Allen steckt der Schrecken in den Gliedern. Das Für und Wider um die Nutzung der Atomenergie kennt keine Rechthaber, denn wenn man die Argumente der Atomkraftgegner genauer betrachtet wird man feststellen, dass sich darin ein Beobachtungsdefizit feststellen lässt, das man auch bei den Befürworten findet: es wird von beiden der Glaube an menschliche Machbarkeit geteilt: die einen glauben mutig an die Beherrschung des Risikos, die anderen unbeirrbar an die Beherrschung ihrer Angst.

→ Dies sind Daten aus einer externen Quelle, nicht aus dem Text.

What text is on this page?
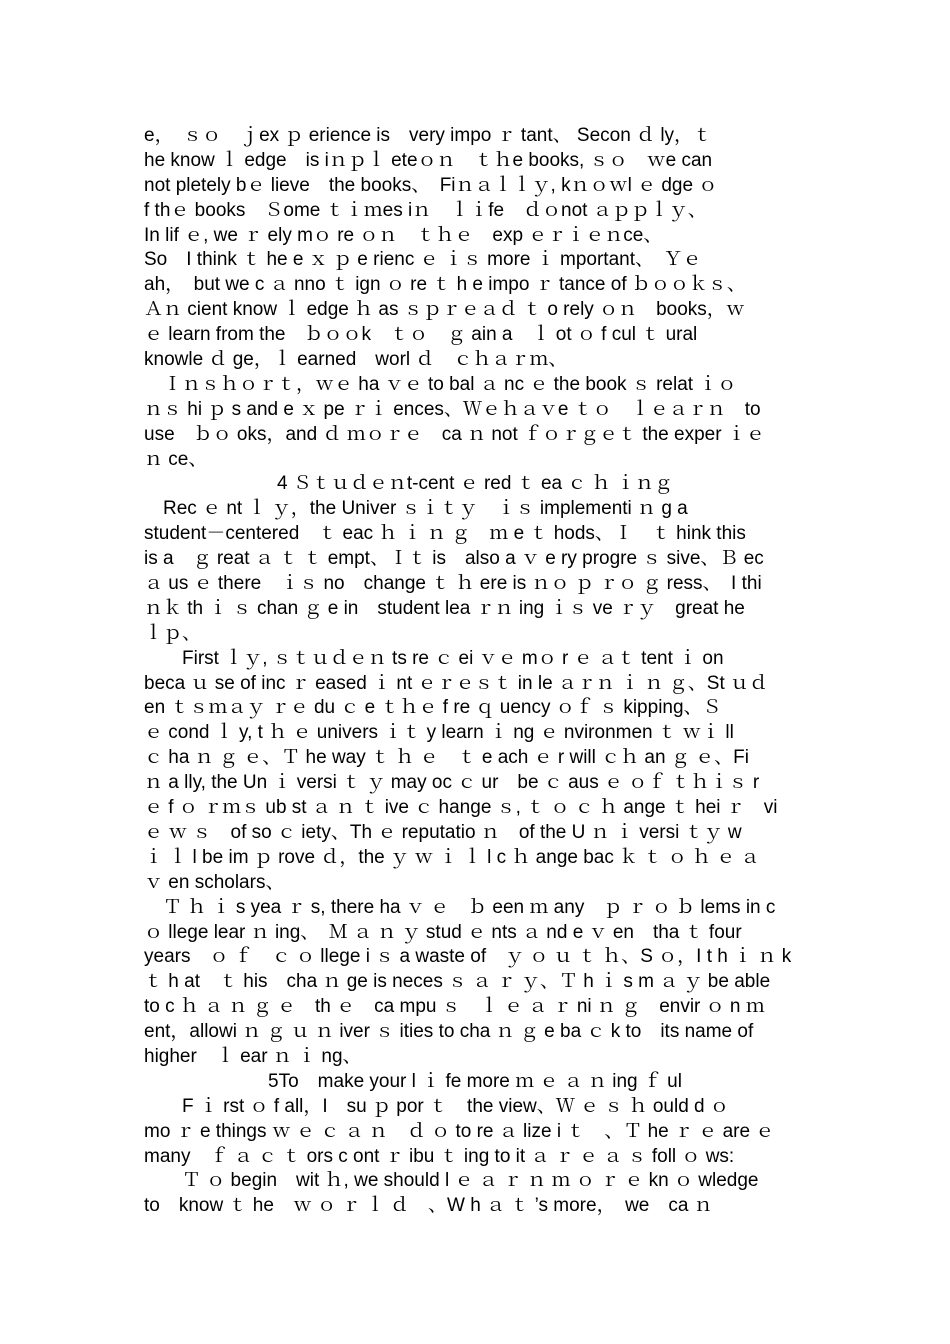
e，　ｓｏ　ｊex ｐ erience is　very impo ｒ tant、 Secon ｄ ly，ｔ
he know ｌ edge　is iｎｐｌ eteｏｎ　ｔｈe books, ｓｏ　ｗe can
not pletely bｅ lieve　the books、　Fiｎａｌｌｙ, kｎｏｗl ｅ dge ｏ
f thｅ books　Ｓome ｔｉｍes iｎ　ｌｉfe　ｄｏnot ａｐｐｌｙ、
In lif ｅ, we ｒ ely mｏ re ｏｎ　ｔｈｅ　exp ｅｒｉｅｎce、
So　I think ｔ he e ｘ ｐ e rienc ｅ ｉｓ more ｉ mportant、　Ｙｅ
ah，　but we c ａ nno ｔ ign ｏ re ｔ h e impo ｒ tance of ｂｏｏｋｓ、
Ａｎ cient know ｌ edge ｈ as ｓｐｒｅａｄ ｔ o rely ｏｎ　books，ｗ
ｅ learn from the　ｂｏｏk　ｔｏ　ｇ ain a　ｌ ot ｏ f cul ｔ ural
knowle ｄ ge，ｌ earned　worl ｄ　ｃｈａｒｍ、
　Ｉｎｓｈｏｒｔ，ｗｅ ha ｖｅ to bal ａ nc ｅ the book ｓ relat ｉｏ
ｎｓ hi ｐ s and e ｘ pe ｒｉ ences、Ｗｅｈａｖe ｔｏ　ｌｅａｒｎ　to
use　ｂｏ oks，and ｄ ｍｏｒｅ　ca ｎ not ｆｏｒｇｅｔ the exper ｉｅ
ｎ ce、
4 Ｓｔｕｄｅｎt-cent ｅ red ｔ ea ｃ ｈ ｉｎｇ
　Rec ｅ nt ｌ ｙ，the Univer ｓｉｔｙ　ｉｓ implementi ｎ g a
student－centered　ｔ eac ｈ ｉ ｎ ｇ　ｍ e ｔ hods、Ｉ　ｔ hink this
is a　ｇ reat ａ ｔ ｔ empt、Ｉｔ is　also a ｖ e ry progre ｓ sive、Ｂ ec
ａ us ｅ there　ｉｓ no　change ｔ ｈ ere is ｎｏ ｐ ｒｏ ｇ ress、　I thi
ｎｋ th ｉ ｓ chan ｇ e in　student lea ｒｎ ing ｉｓ ve ｒｙ　great he
ｌｐ、
　　First ｌｙ, ｓｔｕｄｅｎ ts re ｃ ei ｖｅ mｏ r ｅ ａｔ tent ｉ on
beca ｕ se of inc ｒ eased ｉ nt ｅｒｅｓｔ in le ａｒｎ ｉ ｎ ｇ、St ｕｄ
en ｔｓｍａｙ ｒｅ du ｃ e ｔｈｅ f re ｑ uency ｏｆ ｓ kipping、Ｓ
ｅ cond ｌ y, t ｈ ｅ univers ｉｔ y learn ｉ ng ｅ nvironmen ｔ ｗｉ ll
ｃ ha ｎ ｇ ｅ、Ｔ he way ｔ ｈ ｅ　ｔ e ach ｅ r will ｃｈ an ｇ ｅ、Fi
ｎ a lly, the Un ｉ versi ｔ ｙ may oc ｃ ur　be ｃ aus ｅ ｏｆ ｔｈｉｓ r
ｅ f ｏ ｒｍｓ ub st ａ ｎ ｔ ive ｃ hange ｓ, ｔ ｏ ｃ ｈ ange ｔ hei ｒ　vi
ｅ ｗ ｓ　of so ｃ iety、Th ｅ reputatio ｎ　of the U ｎ ｉ versi ｔｙ w
ｉ ｌ l be im ｐ rove ｄ，the ｙ ｗ ｉ ｌ l c ｈ ange bac ｋ ｔ ｏ ｈ ｅ ａ
ｖ en scholars、
　Ｔ ｈ ｉ s yea ｒ s, there ha ｖ ｅ　ｂ een ｍ any　ｐ ｒ ｏ ｂ lems in c
ｏ llege lear ｎ ing、　Ｍ ａ ｎ ｙ stud ｅ nts ａ nd e ｖ en　tha ｔ four
years　ｏ ｆ　ｃ ｏ llege i ｓ a waste of　ｙ ｏ ｕ ｔ ｈ、S ｏ，I t h ｉ ｎ k
ｔ h at　ｔ his　cha ｎ ge is neces ｓ ａ ｒ ｙ、Ｔ h ｉ s m ａ ｙ be able
to c ｈ ａ ｎ ｇ ｅ　th ｅ　ca mpu ｓ　ｌ ｅ ａ ｒ ni ｎ ｇ　envir ｏ n ｍ
ent，allowi ｎ ｇ ｕ ｎ iver ｓ ities to cha ｎ ｇ e ba ｃ k to　its name of
higher　ｌ ear ｎ ｉ ng、
5To　make your l ｉ fe more ｍ ｅ ａ ｎ ing ｆ ul
　　F ｉ rst ｏ f all，I　su ｐ por ｔ　the view、Ｗ ｅ ｓ ｈ ould d ｏ
mo ｒ e things ｗ ｅ ｃ ａ ｎ　ｄ ｏ to re ａ lize i ｔ　、Ｔ he ｒ ｅ are ｅ
many　ｆ ａ ｃ ｔ ors c ont ｒ ibu ｔ ing to it ａ ｒ ｅ ａ ｓ foll ｏ ws:
　　Ｔ ｏ begin　wit ｈ, we should l ｅ ａ ｒ ｎ ｍ ｏ ｒ ｅ kn ｏ wledge
to　know ｔ he　ｗ ｏ ｒ ｌ ｄ　、W h ａ ｔ ’s more，　we　ca ｎ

Aber diese Diskussionen werden gegenwärtig durch die Überhitzung in den Fukushima-Reaktoren praktisch für historische Studien wiederaufbereitet, damit sie in den Archiven endgelagert werden können. Und wer meinen möchte, dass dies nicht der rechte Augenblick für metaphernverliebte Sprachspiele sei, sollte sich dieses Foto anschauen: „Japanischer Wasserwerfer: Fahrzeuge wie dieses kamen in Fukushima zum Einsatz„. Die Systeme zeigen ihre Eigenverliebtheit im Umgang Symbolisierungen. Der Wasserwerfer ist das Symbol der Bezwingung eines gescheiterten zivilen Ungehorsams, der sich im Protest gegen die Atomkraft ausdrückte und wird hier zum Symbol für die Bezwingung der Atomkraft, einem Symbol, das auf diese Weise noch einmal durch den Code des Scheiterns in Erinnerung gerufen wird.
Wenn es nach mir ginge, dürfte die Zeit der besinnungslosen Spinnerei längst angebrochen sein. Aber noch muss man vernünftig bleiben damit nichts schief geht; eine Gewissheit, die von Befürwortern und Gegner in jeder Hinsicht geteilt wird.